All nine former ministers who have held responsibility for the National Drugs Strategy have called on Taoiseach Leo Varadkar to intervene to restore confidence in its partnership framework and funding to its neighbourhood activities.
They launched their appeal at an event in central Dublin organised by the Citywide Drugs Campaign.
Having steered the National Drugs Strategy over a 20-year period between 1996 and 2016, they expressed concern and frustration at the failure of the Government to honour its commitments to work in partnership with community groups.
They say the longstanding partnership approach underpinning the strategy is in danger of collapse.
Among those who have signed the appeal are former Labour and Fianna Fáil TDs Pat Rabbitte, Chris Flood, Eoin Ryan, Noel Ahern, and Pat Carey, along with serving TDs John Curran and Róisín Shortall.
Mr Rabbitte accused the Government of allowing decision-making authority to be taken from the partnership structures at national, regional and local level and centralised again in the Department of Health and the Health Service Executive, which are not consulting local communities.

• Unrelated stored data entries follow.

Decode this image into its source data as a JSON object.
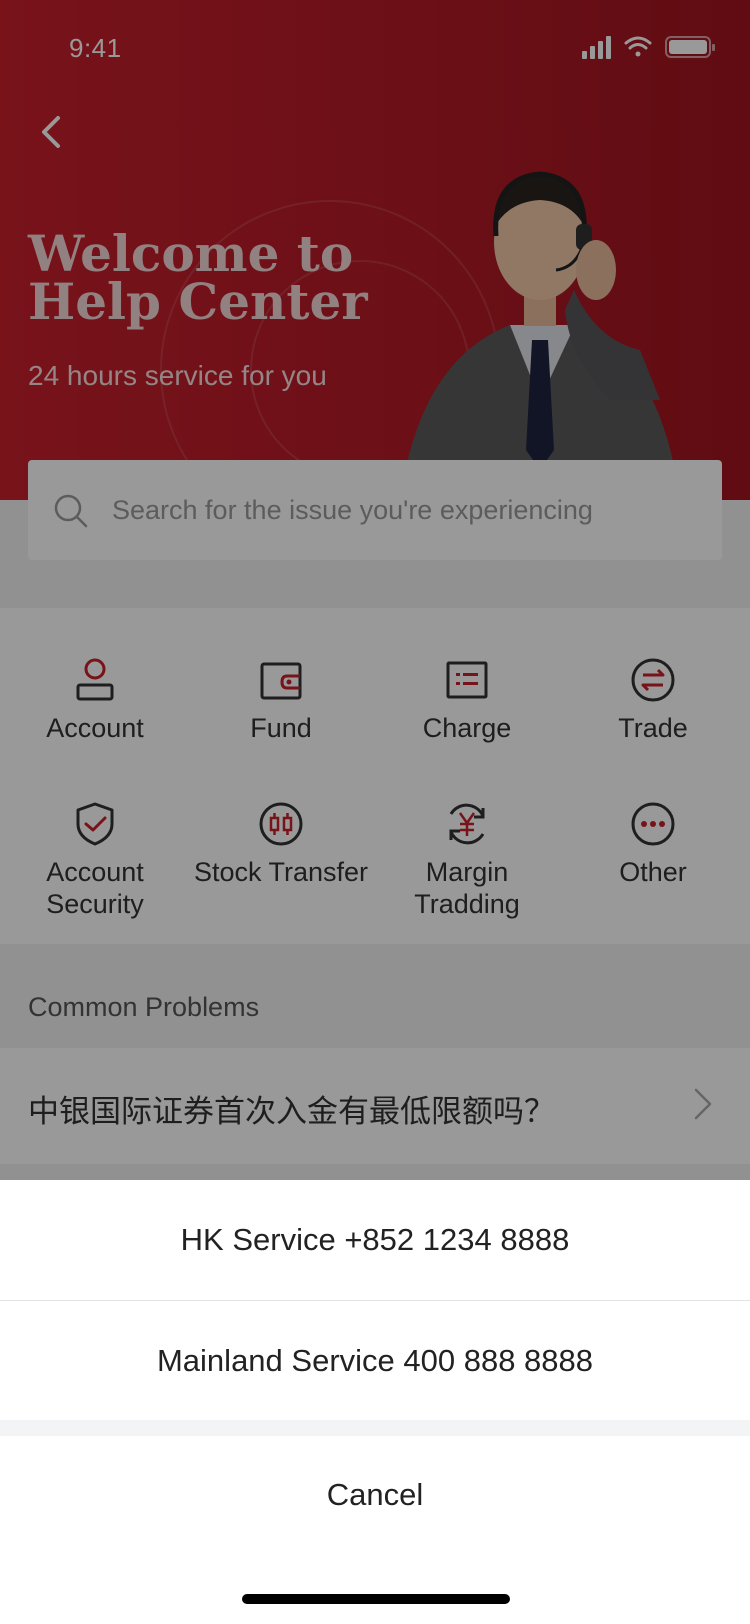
{
  "status_bar": {
    "time": "9:41"
  },
  "hero": {
    "title": "Welcome to Help Center",
    "subtitle": "24 hours service for you"
  },
  "search": {
    "placeholder": "Search for the issue you're experiencing"
  },
  "categories": [
    {
      "label": "Account",
      "icon": "user-icon"
    },
    {
      "label": "Fund",
      "icon": "wallet-icon"
    },
    {
      "label": "Charge",
      "icon": "list-card-icon"
    },
    {
      "label": "Trade",
      "icon": "exchange-icon"
    },
    {
      "label": "Account Security",
      "icon": "shield-check-icon"
    },
    {
      "label": "Stock Transfer",
      "icon": "candlestick-icon"
    },
    {
      "label": "Margin Tradding",
      "icon": "yen-refresh-icon"
    },
    {
      "label": "Other",
      "icon": "more-dots-icon"
    }
  ],
  "common_problems": {
    "title": "Common Problems",
    "items": [
      {
        "text": "中银国际证券首次入金有最低限额吗？"
      }
    ]
  },
  "action_sheet": {
    "options": [
      {
        "label": "HK Service +852 1234 8888"
      },
      {
        "label": "Mainland Service 400 888 8888"
      }
    ],
    "cancel_label": "Cancel"
  },
  "colors": {
    "brand_red": "#c8202c",
    "icon_red": "#c8202c",
    "icon_dark": "#333333",
    "overlay": "rgba(0,0,0,0.40)"
  }
}
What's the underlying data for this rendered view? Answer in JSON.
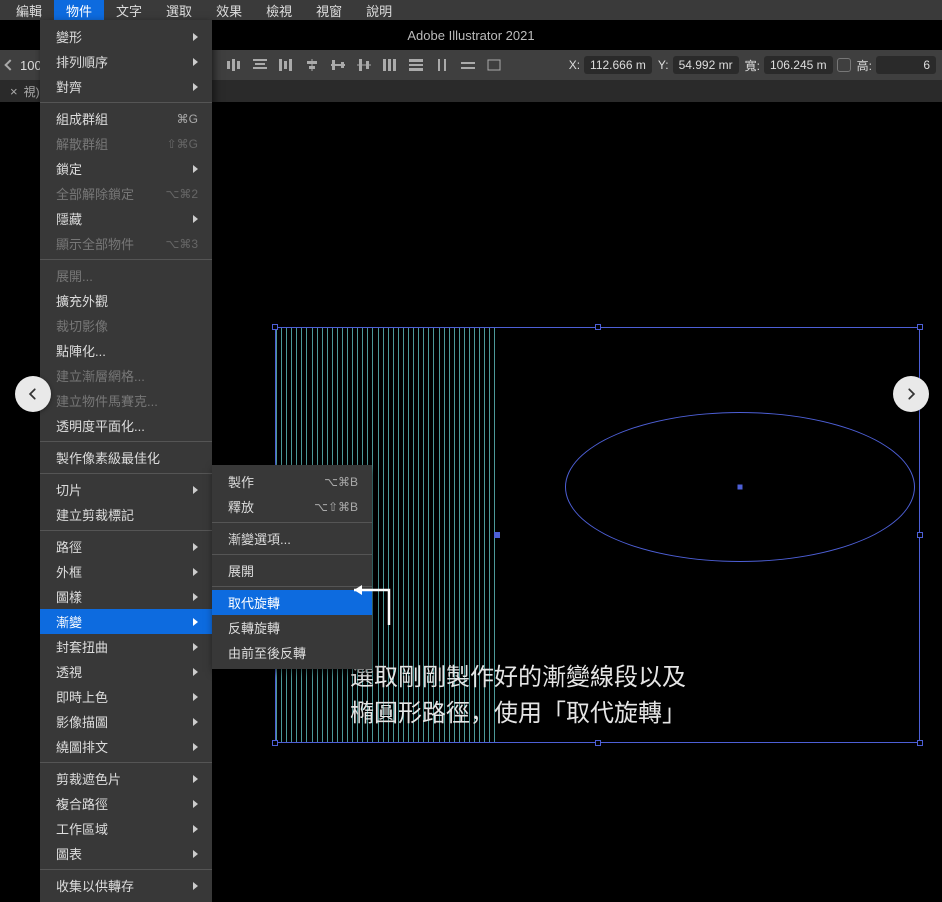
{
  "app_title": "Adobe Illustrator 2021",
  "menubar": [
    "編輯",
    "物件",
    "文字",
    "選取",
    "效果",
    "檢視",
    "視窗",
    "說明"
  ],
  "menubar_active_index": 1,
  "controlbar": {
    "zoom": "100",
    "x_label": "X:",
    "x_value": "112.666 m",
    "y_label": "Y:",
    "y_value": "54.992 mr",
    "w_label": "寬:",
    "w_value": "106.245 m",
    "h_label": "高:",
    "h_value": "6"
  },
  "tab": {
    "label": "視)"
  },
  "menu_main": [
    {
      "label": "變形",
      "sub": true
    },
    {
      "label": "排列順序",
      "sub": true
    },
    {
      "label": "對齊",
      "sub": true
    },
    {
      "sep": true
    },
    {
      "label": "組成群組",
      "shortcut": "⌘G"
    },
    {
      "label": "解散群組",
      "shortcut": "⇧⌘G",
      "disabled": true
    },
    {
      "label": "鎖定",
      "sub": true
    },
    {
      "label": "全部解除鎖定",
      "shortcut": "⌥⌘2",
      "disabled": true
    },
    {
      "label": "隱藏",
      "sub": true
    },
    {
      "label": "顯示全部物件",
      "shortcut": "⌥⌘3",
      "disabled": true
    },
    {
      "sep": true
    },
    {
      "label": "展開...",
      "disabled": true
    },
    {
      "label": "擴充外觀"
    },
    {
      "label": "裁切影像",
      "disabled": true
    },
    {
      "label": "點陣化..."
    },
    {
      "label": "建立漸層網格...",
      "disabled": true
    },
    {
      "label": "建立物件馬賽克...",
      "disabled": true
    },
    {
      "label": "透明度平面化..."
    },
    {
      "sep": true
    },
    {
      "label": "製作像素級最佳化"
    },
    {
      "sep": true
    },
    {
      "label": "切片",
      "sub": true
    },
    {
      "label": "建立剪裁標記"
    },
    {
      "sep": true
    },
    {
      "label": "路徑",
      "sub": true
    },
    {
      "label": "外框",
      "sub": true
    },
    {
      "label": "圖樣",
      "sub": true
    },
    {
      "label": "漸變",
      "sub": true,
      "highlighted": true
    },
    {
      "label": "封套扭曲",
      "sub": true
    },
    {
      "label": "透視",
      "sub": true
    },
    {
      "label": "即時上色",
      "sub": true
    },
    {
      "label": "影像描圖",
      "sub": true
    },
    {
      "label": "繞圖排文",
      "sub": true
    },
    {
      "sep": true
    },
    {
      "label": "剪裁遮色片",
      "sub": true
    },
    {
      "label": "複合路徑",
      "sub": true
    },
    {
      "label": "工作區域",
      "sub": true
    },
    {
      "label": "圖表",
      "sub": true
    },
    {
      "sep": true
    },
    {
      "label": "收集以供轉存",
      "sub": true
    }
  ],
  "menu_sub": [
    {
      "label": "製作",
      "shortcut": "⌥⌘B"
    },
    {
      "label": "釋放",
      "shortcut": "⌥⇧⌘B"
    },
    {
      "sep": true
    },
    {
      "label": "漸變選項..."
    },
    {
      "sep": true
    },
    {
      "label": "展開"
    },
    {
      "sep": true
    },
    {
      "label": "取代旋轉",
      "highlighted": true
    },
    {
      "label": "反轉旋轉"
    },
    {
      "label": "由前至後反轉"
    }
  ],
  "caption_line1": "選取剛剛製作好的漸變線段以及",
  "caption_line2": "橢圓形路徑，使用「取代旋轉」"
}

Mr Carey called on Mr Varadkar to put a senior representative of his own department on the strategy's National Oversight Committee to ensure the partnership structures are reinvigorated.
He also called for the immediate reversal of austerity-era cuts to the budgets of local area drugs task forces.
Speaking on RTÉ's Morning Ireland, Mr Carey described drugs as a "rapidly increasing blight" and present in every town around the country.
He added: "The whole approach has changed direction, we believe, for the worse.
"There's a huge centralisation of decision-making in the HSE and the Department of Health that has excluded other departments of State and the community sector, which we think is a very retrograde and disappointing step."
The co-leader of the Social Democrats said the drugs strategy "seems to be on the point of effective collapse".
Speaking on RTÉ's Today with Sean O'Rourke, Róisín Shortall said there was a lack of priority, funding and support for local communities.
In response, a spokesman for Mr Varadkar said: "None of the former drugs strategy ministers have been in touch with the Taoiseach directly about their concerns, but he will certainly consider what they have to say and respond to it."
Minister of State for the National Drugs Strategy Catherine Byrne said she is "committed to implementing an integrated public health response to substance misuse, and to supporting individuals, families and communities who are struggling with addiction and need intervention and support".
In a statement Ms Byrne said: "Working in partnership with statutory, community and voluntary sectors is central to this response, and I am confident the new strategic initiatives will have a positive impact and make a difference to people's lives as they journey to recovery".